Да что там, вся его жизнь полностью изменилась за те шесть недель, что шло расследование смерти Сэди Винтерс в его старой школе, академии Хиткрест. Ведь при этом расследовались все аспекты работы этого элитного учебного заведения для богатых и привилегированных детишек Черной Страны[3]. И это же расследование показало, что он сделал нелегальный аборт шестнадцатилетней сестре Сэди…
Хотя выбора у него не было. Когда отец девочки все ему рассказал и выяснилось, что она переходила по крайней мере три недели по сравнению с разрешенным сроком в двадцать четыре недели, ему пришлось заручиться обязательным согласием еще одного врача, в соответствии с требованиями Закона об абортах, и после этого все-таки провести прерывание беременности.
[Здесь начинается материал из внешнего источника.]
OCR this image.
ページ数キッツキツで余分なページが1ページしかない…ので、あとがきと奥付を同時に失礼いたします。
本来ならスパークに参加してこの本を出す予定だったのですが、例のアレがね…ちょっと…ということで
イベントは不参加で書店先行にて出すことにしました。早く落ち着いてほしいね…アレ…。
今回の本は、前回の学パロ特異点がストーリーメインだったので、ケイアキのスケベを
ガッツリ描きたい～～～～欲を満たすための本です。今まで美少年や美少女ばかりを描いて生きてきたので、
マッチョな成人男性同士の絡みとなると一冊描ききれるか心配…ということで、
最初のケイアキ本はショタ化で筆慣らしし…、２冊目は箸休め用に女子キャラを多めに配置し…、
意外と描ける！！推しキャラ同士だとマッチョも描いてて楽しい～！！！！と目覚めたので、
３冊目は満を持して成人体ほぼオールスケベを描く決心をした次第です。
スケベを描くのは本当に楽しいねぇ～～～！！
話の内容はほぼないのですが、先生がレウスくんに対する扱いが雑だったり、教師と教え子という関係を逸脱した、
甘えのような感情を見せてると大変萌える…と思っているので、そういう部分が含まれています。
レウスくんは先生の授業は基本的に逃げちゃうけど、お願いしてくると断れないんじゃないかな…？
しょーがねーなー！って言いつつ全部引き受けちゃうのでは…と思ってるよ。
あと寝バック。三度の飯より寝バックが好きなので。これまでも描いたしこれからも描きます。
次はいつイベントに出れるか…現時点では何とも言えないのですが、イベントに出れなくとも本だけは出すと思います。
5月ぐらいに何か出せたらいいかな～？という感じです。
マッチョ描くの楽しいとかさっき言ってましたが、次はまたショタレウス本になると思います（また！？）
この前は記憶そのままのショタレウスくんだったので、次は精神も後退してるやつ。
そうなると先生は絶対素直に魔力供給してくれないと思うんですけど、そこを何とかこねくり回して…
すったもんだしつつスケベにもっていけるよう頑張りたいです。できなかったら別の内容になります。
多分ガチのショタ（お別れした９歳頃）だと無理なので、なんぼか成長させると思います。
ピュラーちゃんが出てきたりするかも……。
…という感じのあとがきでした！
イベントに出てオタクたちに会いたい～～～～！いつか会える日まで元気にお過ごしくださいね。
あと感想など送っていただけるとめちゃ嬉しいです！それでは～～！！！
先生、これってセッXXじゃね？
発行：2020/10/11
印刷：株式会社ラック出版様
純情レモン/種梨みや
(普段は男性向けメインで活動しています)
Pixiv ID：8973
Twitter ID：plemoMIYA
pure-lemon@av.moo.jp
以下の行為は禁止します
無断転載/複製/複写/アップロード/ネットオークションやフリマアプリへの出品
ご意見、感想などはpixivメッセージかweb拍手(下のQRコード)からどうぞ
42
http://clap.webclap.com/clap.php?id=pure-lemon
Слава богу, что он не сохранил об этом никаких записей, а оставшиеся в живых члены семьи Винтерс не кричали об этом на каждом углу. Но эта сука-детектив и ее команда из полиции Западного Мидленда[4] сделали все от них зависящее, чтобы он предстал перед судом.
И потерпели неудачу.
Тайное сообщество Пик сплотилось и защитило его. Так что он может лишь поблагодарить судьбу за то, что в возрасте одиннадцати лет его пригласили вступить в одно из четырех секретных обществ, существовавших в Хиткресте. Корделл наслаждался принадлежностью к числу избранных и с удовольствием пользовался преимуществами членства в этом братстве, которые не исчезли и после окончания школы. Став Пикой, ты остаешься ею на всю жизнь. Так что его друзья-Пики, занимающие высокие посты, ожидаемо отмазали его. Опасность миновала.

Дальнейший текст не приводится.